Please use this identifier to cite or link to this item: http://dspace.hebron.edu:80/xmlui/handle/123456789/413
Title: Article 1D (Commentary on Article 1D of the 1951 Refugee Convention)
Authors: Qafisheh, Mutaz
Azarov, Valentina
Keywords: Exclusion Clause, Inclusion Clause, 1951 Convention, Palestinian Refugees, UNHCR, UNRWA, Refugee Assistance, Refugee Protection, Refugee Host States, Commentary on Article ID, Statelessness
Issue Date: 2011
Publisher: Oxford University Press, Oxford, UK
Citation: Mutaz Qafisheh and Valentina Azarov, ‘Article 1D’, in Andreas Zimmermann, ed., The 1951 Convention Relating to the Status of Refugees and Its 1967 Protocol: A Commentary, Oxford University Press, 2011, 537-569.

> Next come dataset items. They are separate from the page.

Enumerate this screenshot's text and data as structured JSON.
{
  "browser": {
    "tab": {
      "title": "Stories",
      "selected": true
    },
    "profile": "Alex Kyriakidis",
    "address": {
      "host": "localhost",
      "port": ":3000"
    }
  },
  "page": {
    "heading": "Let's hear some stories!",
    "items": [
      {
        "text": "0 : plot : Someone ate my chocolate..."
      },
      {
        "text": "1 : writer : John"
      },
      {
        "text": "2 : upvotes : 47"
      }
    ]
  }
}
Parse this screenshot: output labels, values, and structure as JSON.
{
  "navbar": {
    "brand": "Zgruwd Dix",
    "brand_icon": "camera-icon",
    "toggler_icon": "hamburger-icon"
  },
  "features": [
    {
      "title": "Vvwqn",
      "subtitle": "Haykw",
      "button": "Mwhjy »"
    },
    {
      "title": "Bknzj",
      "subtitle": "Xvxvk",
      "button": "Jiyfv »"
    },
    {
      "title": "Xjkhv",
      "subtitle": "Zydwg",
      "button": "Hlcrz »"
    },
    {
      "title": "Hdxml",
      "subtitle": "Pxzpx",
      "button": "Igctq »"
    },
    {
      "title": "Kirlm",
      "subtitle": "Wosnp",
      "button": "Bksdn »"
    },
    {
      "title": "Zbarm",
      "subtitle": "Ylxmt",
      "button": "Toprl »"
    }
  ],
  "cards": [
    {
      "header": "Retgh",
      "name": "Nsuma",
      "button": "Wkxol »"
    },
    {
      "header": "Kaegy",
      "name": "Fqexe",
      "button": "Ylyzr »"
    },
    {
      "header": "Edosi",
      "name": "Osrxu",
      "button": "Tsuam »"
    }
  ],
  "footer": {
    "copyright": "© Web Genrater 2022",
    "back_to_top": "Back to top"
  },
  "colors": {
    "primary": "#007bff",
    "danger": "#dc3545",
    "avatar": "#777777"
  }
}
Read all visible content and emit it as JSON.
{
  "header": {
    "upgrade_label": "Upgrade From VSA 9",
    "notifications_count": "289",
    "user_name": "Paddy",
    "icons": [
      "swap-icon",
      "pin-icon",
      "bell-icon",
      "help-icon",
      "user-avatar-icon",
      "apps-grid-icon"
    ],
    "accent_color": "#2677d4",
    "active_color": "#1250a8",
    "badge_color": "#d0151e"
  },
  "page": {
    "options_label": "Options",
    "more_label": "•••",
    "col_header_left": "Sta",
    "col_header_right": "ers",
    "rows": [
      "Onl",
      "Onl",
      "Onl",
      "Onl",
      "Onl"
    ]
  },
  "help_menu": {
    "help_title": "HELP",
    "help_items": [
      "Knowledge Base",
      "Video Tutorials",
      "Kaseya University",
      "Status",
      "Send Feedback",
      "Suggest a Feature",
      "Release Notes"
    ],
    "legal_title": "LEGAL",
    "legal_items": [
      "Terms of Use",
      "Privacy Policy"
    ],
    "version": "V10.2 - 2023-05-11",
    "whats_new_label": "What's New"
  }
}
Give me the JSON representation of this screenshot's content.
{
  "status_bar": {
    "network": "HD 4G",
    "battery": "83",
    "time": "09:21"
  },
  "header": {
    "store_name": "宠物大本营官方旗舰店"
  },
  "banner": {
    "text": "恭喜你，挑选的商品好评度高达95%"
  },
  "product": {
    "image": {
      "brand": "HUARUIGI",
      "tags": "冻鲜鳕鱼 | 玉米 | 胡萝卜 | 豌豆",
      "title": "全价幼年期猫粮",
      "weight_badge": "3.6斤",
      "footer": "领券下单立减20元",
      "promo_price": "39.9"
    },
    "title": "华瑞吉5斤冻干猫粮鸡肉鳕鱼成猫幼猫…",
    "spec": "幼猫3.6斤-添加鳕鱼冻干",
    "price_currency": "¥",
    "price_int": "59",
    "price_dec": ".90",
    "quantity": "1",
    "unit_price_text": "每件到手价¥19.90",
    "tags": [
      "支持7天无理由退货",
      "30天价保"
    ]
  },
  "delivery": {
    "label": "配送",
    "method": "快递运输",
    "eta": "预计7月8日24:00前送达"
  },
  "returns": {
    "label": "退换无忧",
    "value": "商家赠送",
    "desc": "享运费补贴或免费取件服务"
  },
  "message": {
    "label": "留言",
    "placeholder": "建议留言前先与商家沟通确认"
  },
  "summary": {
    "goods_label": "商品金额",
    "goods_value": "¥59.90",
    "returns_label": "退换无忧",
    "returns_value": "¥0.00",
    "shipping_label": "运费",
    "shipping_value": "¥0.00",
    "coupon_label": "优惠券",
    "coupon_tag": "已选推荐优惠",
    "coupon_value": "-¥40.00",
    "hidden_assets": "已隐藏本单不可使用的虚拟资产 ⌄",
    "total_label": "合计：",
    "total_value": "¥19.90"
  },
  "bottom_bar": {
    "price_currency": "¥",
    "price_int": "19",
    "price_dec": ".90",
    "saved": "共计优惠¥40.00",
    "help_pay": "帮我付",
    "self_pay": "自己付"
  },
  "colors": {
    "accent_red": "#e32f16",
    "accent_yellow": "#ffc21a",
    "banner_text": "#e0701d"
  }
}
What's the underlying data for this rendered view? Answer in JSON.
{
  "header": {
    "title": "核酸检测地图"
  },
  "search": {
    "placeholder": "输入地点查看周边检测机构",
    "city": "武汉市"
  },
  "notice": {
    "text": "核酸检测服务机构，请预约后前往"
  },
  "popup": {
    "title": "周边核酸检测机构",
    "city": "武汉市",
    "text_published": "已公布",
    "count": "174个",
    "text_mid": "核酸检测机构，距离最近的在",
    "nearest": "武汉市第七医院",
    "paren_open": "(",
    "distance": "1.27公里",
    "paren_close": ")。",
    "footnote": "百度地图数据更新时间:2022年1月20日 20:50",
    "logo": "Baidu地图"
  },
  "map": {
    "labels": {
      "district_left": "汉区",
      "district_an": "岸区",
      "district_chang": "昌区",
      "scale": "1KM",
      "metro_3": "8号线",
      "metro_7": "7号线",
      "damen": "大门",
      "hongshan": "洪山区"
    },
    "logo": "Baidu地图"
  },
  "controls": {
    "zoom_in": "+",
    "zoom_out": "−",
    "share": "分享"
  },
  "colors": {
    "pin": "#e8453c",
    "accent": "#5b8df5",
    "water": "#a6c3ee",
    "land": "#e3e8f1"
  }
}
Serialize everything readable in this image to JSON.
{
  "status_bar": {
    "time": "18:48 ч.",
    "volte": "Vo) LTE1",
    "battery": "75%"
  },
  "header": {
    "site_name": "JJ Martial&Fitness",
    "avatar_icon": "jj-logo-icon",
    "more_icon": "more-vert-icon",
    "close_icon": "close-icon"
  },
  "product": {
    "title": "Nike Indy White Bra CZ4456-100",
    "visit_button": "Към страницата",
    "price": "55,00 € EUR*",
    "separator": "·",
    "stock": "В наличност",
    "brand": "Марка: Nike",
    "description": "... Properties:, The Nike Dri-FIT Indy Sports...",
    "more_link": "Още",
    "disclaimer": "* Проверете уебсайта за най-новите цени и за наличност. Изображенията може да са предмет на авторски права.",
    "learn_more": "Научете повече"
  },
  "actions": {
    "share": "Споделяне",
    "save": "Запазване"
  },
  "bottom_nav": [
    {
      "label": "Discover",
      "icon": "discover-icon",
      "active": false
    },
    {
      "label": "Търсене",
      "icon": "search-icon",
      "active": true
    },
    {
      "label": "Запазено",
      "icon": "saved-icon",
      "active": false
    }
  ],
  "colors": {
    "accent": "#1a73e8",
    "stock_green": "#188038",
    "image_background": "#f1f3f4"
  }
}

Abstract: Article 1 D forms part of the first article of the 1951 Convention which is dedicated, as appears from its heading, to the 'definition of the term “refugee”'. Section D is one of four sections (Art. 1 C, D, E, and F) that were inserted in order to exclude certain categories of persons, who without such exclusion would fall into the scope of the refugee definition of the 1951 Convention. Article 1, in turn, is part of chapter I of the 1951 Convention that deals with general provisions. In effect, Article 1 D is intended to avoid overlapping competencies between the different mandates of UN agencies, and to ensure continuity of protection and assistance of a particular group of refugees. Article 1 D comprises two sentences. The first excludes a specific category of persons from the scope of the 1951 Convention in certain circumstances and addresses the matter of overlapping competencies. The second sentence brings such persons back to the 1951 Convention’s applicability if the circumstances that justified their exclusion ceased to exist, thereby aiming for continuity of protection. Given its general wording, which does not refer to refugees of a specific nationality, Art. 1 D could apply to any group of refugees that satisfy its conditions. However, the drafting history of the 1951 Convention and the practice of its application since its entry into force show that Art. 1 D de facto concerns Palestinian refugees only. In fact, there is consensus that the 1951 Convention recognizes the special circumstances and status of Palestinian refugees as a group by providing them with a special provision for the determination of the 1951 Convention status and entitlement to benefits under the 1951 Convention. Thus, the following discussion will deal exclusively with Palestinian refugees as addressed by Art. 1 D.